2011 National Book Award Finalists Include Six Indie Next Great Reads
On Wednesday, the finalists for the 2011 National Book Awards were announced in Portland, Oregon, as part of Oregon Public Broadcasting’s Think Out Loud morning radio program. This year’s list includes six titles chosen earlier this year by independent booksellers as Indie Next List Great Reads.
This year’s finalists are:
Fiction
- Andrew Krivak, The Sojourn (Bellevue Literary Press) — A May 2011 Indie Next Great Read
- Téa Obreht, The Tiger’s Wife (Random House) — A March 2011 Indie Next Great Read
- Julie Otsuka, The Buddha in the Attic (Alfred A. Knopf, an imprint of Random House)
- Edith Pearlman, Binocular Vision (Lookout Books, an imprint of the Department of Creative Writing at the University of North Carolina Wilmington)
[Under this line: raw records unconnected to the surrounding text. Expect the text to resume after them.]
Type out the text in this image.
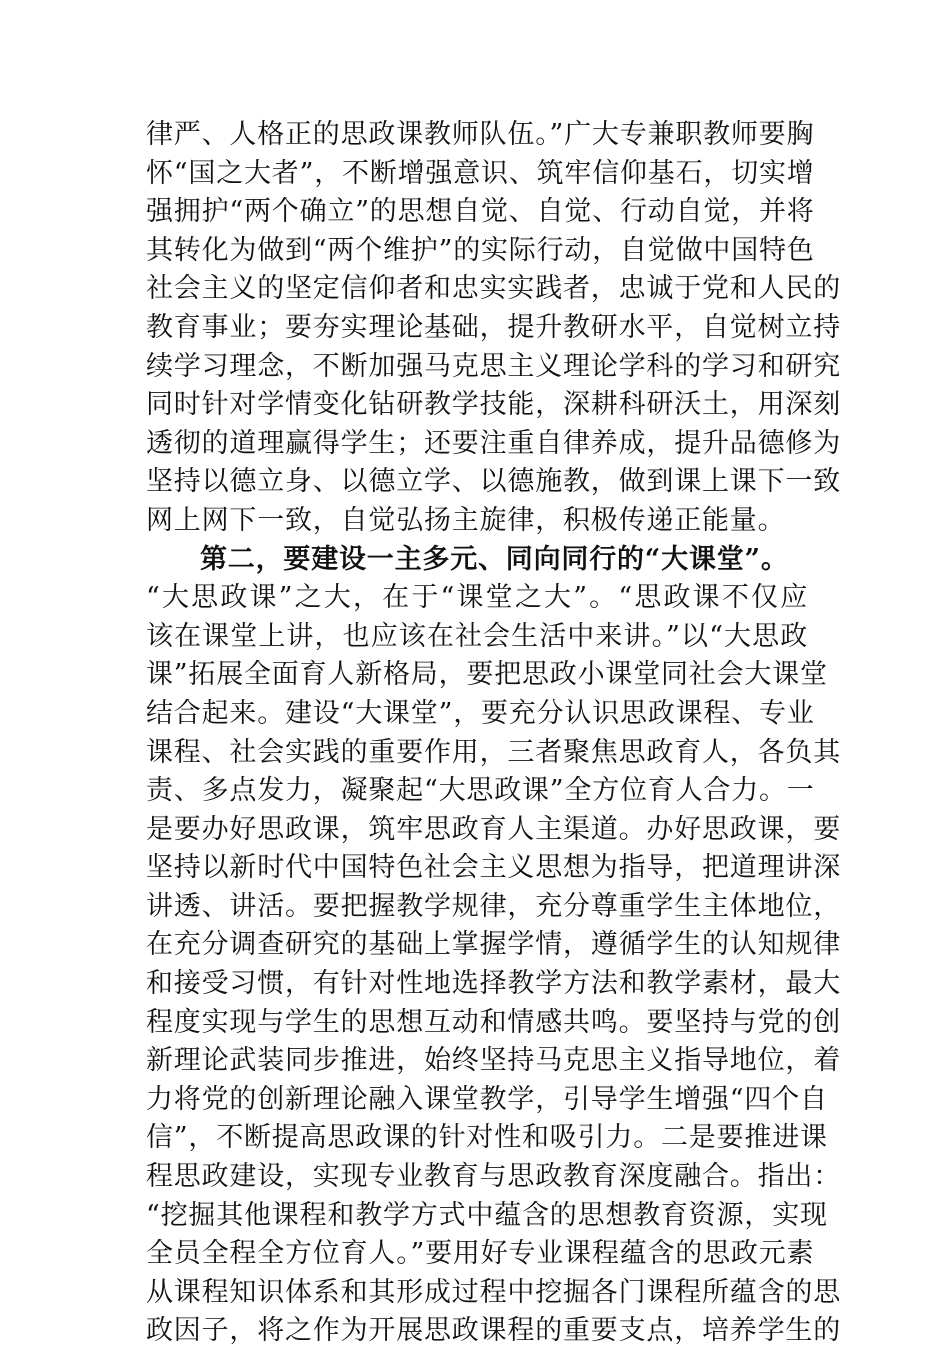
律严、人格正的思政课教师队伍。”广大专兼职教师要胸
怀“国之大者”，不断增强意识、筑牢信仰基石，切实增
强拥护“两个确立”的思想自觉、自觉、行动自觉，并将
其转化为做到“两个维护”的实际行动，自觉做中国特色
社会主义的坚定信仰者和忠实实践者，忠诚于党和人民的
教育事业；要夯实理论基础，提升教研水平，自觉树立持
续学习理念，不断加强马克思主义理论学科的学习和研究
同时针对学情变化钻研教学技能，深耕科研沃土，用深刻
透彻的道理赢得学生；还要注重自律养成，提升品德修为
坚持以德立身、以德立学、以德施教，做到课上课下一致
网上网下一致，自觉弘扬主旋律，积极传递正能量。
第二，要建设一主多元、同向同行的“大课堂”。
“大思政课”之大，在于“课堂之大”。“思政课不仅应
该在课堂上讲，也应该在社会生活中来讲。”以“大思政
课”拓展全面育人新格局，要把思政小课堂同社会大课堂
结合起来。建设“大课堂”，要充分认识思政课程、专业
课程、社会实践的重要作用，三者聚焦思政育人，各负其
责、多点发力，凝聚起“大思政课”全方位育人合力。一
是要办好思政课，筑牢思政育人主渠道。办好思政课，要
坚持以新时代中国特色社会主义思想为指导，把道理讲深
讲透、讲活。要把握教学规律，充分尊重学生主体地位，
在充分调查研究的基础上掌握学情，遵循学生的认知规律
和接受习惯，有针对性地选择教学方法和教学素材，最大
程度实现与学生的思想互动和情感共鸣。要坚持与党的创
新理论武装同步推进，始终坚持马克思主义指导地位，着
力将党的创新理论融入课堂教学，引导学生增强“四个自
信”，不断提高思政课的针对性和吸引力。二是要推进课
程思政建设，实现专业教育与思政教育深度融合。指出：
“挖掘其他课程和教学方式中蕴含的思想教育资源，实现
全员全程全方位育人。”要用好专业课程蕴含的思政元素
从课程知识体系和其形成过程中挖掘各门课程所蕴含的思
政因子，将之作为开展思政课程的重要支点，培养学生的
- Jesmyn Ward, Salvage the Bones (Bloomsbury USA) — A September 2011 Indie Next Great Read
Nonfiction
- Deborah Baker, The Convert: A Tale of Exile and Extremism (Graywolf Press)
- Mary Gabriel, Love and Capital: Karl and Jenny Marx and the Birth of a Revolution (Little, Brown and Company)
- Stephen Greenblatt, The Swerve: How the World Became Modern (W. W. Norton & Company)
- Manning Marable, Malcolm X: A Life of Reinvention (Viking Press, an imprint of Penguin Group USA)
- Lauren Redniss, Radioactive: Marie & Pierre Curie, A Tale of Love and Fallout (It Books, an imprint of HarperCollinsPublishers)
Poetry
- Nikky Finney, Head Off & Split (TriQuarterly, an imprint of Northwestern University Press)
- Yusef Komunyakaa, The Chameleon Couch (Farrar, Straus and Giroux)
- Carl Phillips, Double Shadow (Farrar, Straus and Giroux)
- Adrienne Rich, Tonight No Poetry Will Serve: Poems 2007-2010 (W.W. Norton & Company)— A 2011 Poetry Top Ten Pick
- Bruce Smith, Devotions (University of Chicago Press)
Young People's Literature
- Franny Billingsley, Chime (Dial Books, an imprint of Penguin Group USA, Inc.)
- Debby Dahl Edwardson, My Name Is Not Easy (Marshall Cavendish)
- Thanhha Lai, Inside Out and Back Again (Harper, an imprint of HarperCollins Publishers)
- Albert Marrin, Flesh and Blood So Cheap: The Triangle Fire and Its Legacy (Alfred A. Knopf, an imprint of Random House Children's Books)
- Lauren Myracle, Shine (Amulet Books, an imprint of Abrams)— A Summer 2011 Children’s Indie Next Great Read (This title was withdrawn as an NBA finalist on Friday, after BTW was published.)**
- Gary D. Schmidt, Okay for Now (Clarion Books, an imprint of Houghton Mifflin Harcourt) — A Spring 2011 Children’s Indie Next Great Read
The winners will be announced at the 62nd National Book Awards Benefit Dinner and Ceremony at Cipriani Wall Street in New York City on Wednesday, November 16. Actor, writer, and musician John Lithgow will host the event.
Winners receive $10,000 and a bronze statue; Finalists receive a bronze medal and $1,000.
Poet John Ashbery will receive the National Book Foundation’s Medal for Distinguished Contribution to American Letters, to be presented by poet Ann Lauterbach. Mitchell Kaplan, co-founder of the Miami Book Fair International and a past president of the American Booksellers Association, will receive the Foundation's Literarian Award for Outstanding Contribution to the American Literary Community, to be presented by writer Walter Mosley.
For more information about the 2011 finalists and upcoming National Book Awards Week events, visit www.nationalbook.org.
**Due to a mistake on the part of National Book Foundation staff on Wednesday, Lauren Myracle’s Shine was announced as a finalist for the 2011 awards instead of the judges’ choice of Franny Billingsley’s Chime. On Friday, Myracle was asked by NBF to withdraw her title from the competition “to preserve the integrity of the award and the judges’ work.”